たんぱく質は大切ですが、たんぱく質だけでダイエットが決まるわけではありません。食事全体、筋トレ、睡眠、活動量を合わせて整えることが大切です。

ダイエット中にたんぱく質が不足しやすい理由

ダイエット中は、意識していないとたんぱく質が不足しやすくなります。

特に、食事量を減らしている方や、野菜中心の食事にしている方は注意が必要です。

食事量を減らすと肉・魚・卵も減りやすい

食事制限をすると、ご飯やお菓子だけでなく、肉、魚、卵、大豆製品などの主菜まで減ってしまうことがあります。

食事量を減らす時は、必要なたんぱく質まで不足していないか確認しましょう。

野菜だけ・糖質抜きだけに偏りやすい

「ヘルシーにしよう」と思って野菜だけにすると、たんぱく質が不足しやすくなります。

また、糖質を抜くことだけに意識が向くと、食事全体のバランスが崩れやすくなる場合があります。

野菜は大切ですが、主菜となるたんぱく質食品も一緒に考えましょう。

朝食を抜くと1日のたんぱく質量が不足しやすい

朝食を抜くと、1日の食事回数が減るため、たんぱく質を確保しにくくなります。

朝にしっかり食べられない方でも、卵、ヨーグルト、納豆、豆腐、牛乳など、取り入れやすいものから始める方法があります。

外食やコンビニで炭水化物中心になりやすい

おにぎりだけ、パンだけ、麺だけなどの食事が続くと、たんぱく質が不足しやすくなります。

外食やコンビニでも、主菜やたんぱく質食品を一つ追加できるか確認しましょう。

マンジャロ使用中や医療ダイエット後は食事量低下に注意

マンジャロなどの医療ダイエット中や、医療ダイエット後は、食事量が減ることでたんぱく質も不足しやすくなる場合があります。

薬や治療に関する判断は医師の指示を優先してください。そのうえで、食事量が少ない時ほど、何から食べるか、どのようにたんぱく質を確保するかを考えることが大切です。
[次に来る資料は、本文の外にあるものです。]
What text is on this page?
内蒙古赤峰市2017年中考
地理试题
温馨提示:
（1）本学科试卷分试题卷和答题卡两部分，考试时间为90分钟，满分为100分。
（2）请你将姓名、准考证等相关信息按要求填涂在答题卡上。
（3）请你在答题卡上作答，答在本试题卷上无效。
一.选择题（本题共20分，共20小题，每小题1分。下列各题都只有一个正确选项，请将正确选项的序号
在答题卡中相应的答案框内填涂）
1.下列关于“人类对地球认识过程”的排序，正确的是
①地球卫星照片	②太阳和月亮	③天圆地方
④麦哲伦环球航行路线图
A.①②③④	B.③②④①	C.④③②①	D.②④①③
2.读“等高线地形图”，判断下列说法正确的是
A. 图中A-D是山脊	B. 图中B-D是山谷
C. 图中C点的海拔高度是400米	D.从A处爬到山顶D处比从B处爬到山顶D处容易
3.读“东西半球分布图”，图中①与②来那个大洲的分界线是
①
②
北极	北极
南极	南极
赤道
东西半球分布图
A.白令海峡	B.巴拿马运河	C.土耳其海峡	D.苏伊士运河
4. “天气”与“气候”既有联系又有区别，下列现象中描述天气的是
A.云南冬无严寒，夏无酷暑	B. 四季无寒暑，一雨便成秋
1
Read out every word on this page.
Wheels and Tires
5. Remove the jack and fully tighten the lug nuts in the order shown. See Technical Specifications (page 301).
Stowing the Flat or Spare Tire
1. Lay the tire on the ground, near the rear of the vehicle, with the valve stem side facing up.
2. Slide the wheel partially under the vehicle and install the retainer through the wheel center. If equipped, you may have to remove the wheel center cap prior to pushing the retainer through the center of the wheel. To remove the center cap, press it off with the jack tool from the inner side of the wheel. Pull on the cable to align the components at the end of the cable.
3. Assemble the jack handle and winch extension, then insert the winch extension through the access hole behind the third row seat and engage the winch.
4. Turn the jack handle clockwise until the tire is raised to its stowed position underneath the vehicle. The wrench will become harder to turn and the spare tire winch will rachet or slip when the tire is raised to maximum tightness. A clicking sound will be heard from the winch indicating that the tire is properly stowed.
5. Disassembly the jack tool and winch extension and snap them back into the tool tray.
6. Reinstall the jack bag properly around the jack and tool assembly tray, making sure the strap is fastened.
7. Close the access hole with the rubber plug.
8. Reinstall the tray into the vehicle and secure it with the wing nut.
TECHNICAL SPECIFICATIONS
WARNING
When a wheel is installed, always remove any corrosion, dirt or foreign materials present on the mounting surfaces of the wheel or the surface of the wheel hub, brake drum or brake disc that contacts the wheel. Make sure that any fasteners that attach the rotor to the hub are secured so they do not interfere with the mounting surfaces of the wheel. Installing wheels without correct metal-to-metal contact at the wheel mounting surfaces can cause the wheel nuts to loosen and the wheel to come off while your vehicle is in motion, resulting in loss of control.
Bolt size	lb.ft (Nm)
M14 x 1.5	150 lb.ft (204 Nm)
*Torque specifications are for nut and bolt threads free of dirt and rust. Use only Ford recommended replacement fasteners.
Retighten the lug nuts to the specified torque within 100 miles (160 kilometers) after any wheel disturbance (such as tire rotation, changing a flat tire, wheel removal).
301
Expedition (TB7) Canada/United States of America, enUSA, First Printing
医療ダイエット後の筋肉維持やリバウンド不安については、こちらの記事も参考にしてください。

医療ダイエットで痩せた後に筋肉が落ちる?リバウンドしにくい体を作る運動習慣

たんぱく質不足で起こりやすいダイエットの悩み

たんぱく質が不足しやすい状態では、ダイエット中にさまざまな悩みを感じることがあります。

以下に当てはまる場合は、たんぱく質だけでなく、食事全体と運動習慣も確認してみましょう。

筋肉量を落としにくい体づくりが難しくなる

筋肉量を落としにくい体づくりには、たんぱく質だけでなく、筋肉を使う運動習慣も必要です。

食事制限だけに偏ると、体重は落ちても見た目の変化を感じにくいことがあります。

体重は落ちても見た目が変わりにくい

体重が落ちても、筋肉量や姿勢が変わっていないと、見た目の引き締まりを感じにくい場合があります。

体重だけでなく、体脂肪率、筋肉量、見た目、体力も合わせて確認しましょう。

空腹感や間食が増えやすい場合がある

食事量を減らしすぎると、空腹感が強くなり、間食が増える場合があります。

毎食のたんぱく質や食事全体のバランスを整えることで、食事管理を続けやすくなることがあります。

トレーニングの疲労感が強くなる場合がある

食事量やたんぱく質が不足していると、トレーニング中の疲労感が強くなる場合があります。

運動を頑張っているのに疲れやすい方は、睡眠や食事内容も確認しましょう。

体脂肪率が落ちにくいと感じることがある

たんぱく質不足、筋トレ不足、活動量低下、睡眠不足などが重なると、体脂肪率が落ちにくいと感じることがあります。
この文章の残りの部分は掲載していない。